Brooke suggests there is a disturbing double standard at work here. She devotes an eye-opening section of the book to a demonstration of how the culture of anonymity in Whitehall is used for malign ends. In one telling example she shows how the names of Ministry of Defence officials who broker arms contracts was kept secret from British enquirers - but made available for foreign contractors.

When the indefatigable Brooke finally obtained an MOD staff directory, the likely reason for the secrecy emerged. Of approximately 450 officials working in defence sales, no less than 161 - approximately 40 per cent - worked specifically on what was listed as the 'Saudi armed forces project' across Britain and the Middle East. This at a time when the Saudi connection was the subject of a criminal enquiry.

Again and again she drives home the message that 'public servants must accept that in a democracy official information belongs to the people - not politicians, not civil servants, not the monarchy.' She tells the fascinating story of how the Commons authorities fought a brutal battle to prevent MPs voting records coming out into the public domain - and threatened legal action for infringement of Parliamentary copyright.

Only after a long struggle did the website theyworkforyou.com, which enables voters to reach an independent judgment on the work rate and record of MPs, come into existence.
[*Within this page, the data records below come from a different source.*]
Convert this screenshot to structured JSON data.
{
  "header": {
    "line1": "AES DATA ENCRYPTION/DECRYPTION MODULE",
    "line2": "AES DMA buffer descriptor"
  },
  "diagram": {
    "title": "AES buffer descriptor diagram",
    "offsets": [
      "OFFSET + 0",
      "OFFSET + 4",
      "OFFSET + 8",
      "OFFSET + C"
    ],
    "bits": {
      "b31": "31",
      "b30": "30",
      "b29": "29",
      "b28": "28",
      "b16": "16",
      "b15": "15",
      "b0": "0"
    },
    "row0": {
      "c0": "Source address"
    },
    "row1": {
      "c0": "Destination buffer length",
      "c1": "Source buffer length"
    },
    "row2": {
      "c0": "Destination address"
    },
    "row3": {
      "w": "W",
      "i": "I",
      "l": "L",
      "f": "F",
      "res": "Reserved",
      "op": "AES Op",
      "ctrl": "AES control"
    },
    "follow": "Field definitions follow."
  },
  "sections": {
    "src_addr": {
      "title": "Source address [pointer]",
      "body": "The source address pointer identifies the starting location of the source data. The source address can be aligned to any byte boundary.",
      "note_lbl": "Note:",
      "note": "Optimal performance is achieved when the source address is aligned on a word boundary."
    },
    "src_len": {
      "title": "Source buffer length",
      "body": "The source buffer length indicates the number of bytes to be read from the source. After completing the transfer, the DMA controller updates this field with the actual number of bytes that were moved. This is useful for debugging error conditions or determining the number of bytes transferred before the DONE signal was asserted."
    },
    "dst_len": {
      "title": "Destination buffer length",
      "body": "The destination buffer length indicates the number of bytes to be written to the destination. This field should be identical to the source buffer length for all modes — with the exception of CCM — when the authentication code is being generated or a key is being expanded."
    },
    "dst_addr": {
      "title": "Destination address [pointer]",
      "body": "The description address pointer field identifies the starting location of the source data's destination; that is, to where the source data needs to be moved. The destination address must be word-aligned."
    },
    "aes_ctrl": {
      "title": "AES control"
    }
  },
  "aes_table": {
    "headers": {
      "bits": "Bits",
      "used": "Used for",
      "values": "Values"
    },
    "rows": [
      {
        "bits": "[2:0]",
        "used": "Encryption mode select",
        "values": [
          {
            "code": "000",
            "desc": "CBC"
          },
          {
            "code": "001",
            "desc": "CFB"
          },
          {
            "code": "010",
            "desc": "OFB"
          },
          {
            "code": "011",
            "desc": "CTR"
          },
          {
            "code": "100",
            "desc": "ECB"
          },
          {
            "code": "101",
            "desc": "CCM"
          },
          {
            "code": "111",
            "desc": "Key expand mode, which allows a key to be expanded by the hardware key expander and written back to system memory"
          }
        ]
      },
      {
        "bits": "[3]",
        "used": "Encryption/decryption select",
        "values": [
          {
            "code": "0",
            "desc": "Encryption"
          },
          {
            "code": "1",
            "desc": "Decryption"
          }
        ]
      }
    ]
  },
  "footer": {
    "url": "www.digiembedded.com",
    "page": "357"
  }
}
Heather Brooke tellingly compares the culture of secrecy and buck-passing amongst British officials with the openness and transparency in her native U.S. She informs us that she grew up in Seattle where 'not only can residents find out who is in charge of various departments, they can drill down to see who is collecting their rubbish, who sweeps the streets, who is enforcing dog control ordinances or even collecting potholes.'

She argues that bureaucrats would actually benefit from an end to the British culture of secrecy: 'It keeps the worst people in the most lucrative, high-end jobs while the best go unrewarded, often punished for speaking out.'

Brooke is regarded as a left-wing journalist who works for the subversive broadcaster Channel 4 and the scurrilous magazine Private Eye. Yet reading this book I realised that she is arguing a profoundly Conservative message. She warns against the power of the big state and values individual freedom above all else, concluding with a warning:

'The issues in this book all grow from a single tragic belief that the public can't be trusted. The corollary is that the state can... History shows the opposite to be true: individuals on their own do less damage than individuals hidden behind the walls of a faceless institution.'

This is a Tory insight and if David Cameron has real courage he should make Heather Brooke's radical agenda his own. She is a great heroine of British democracy who must be celebrated.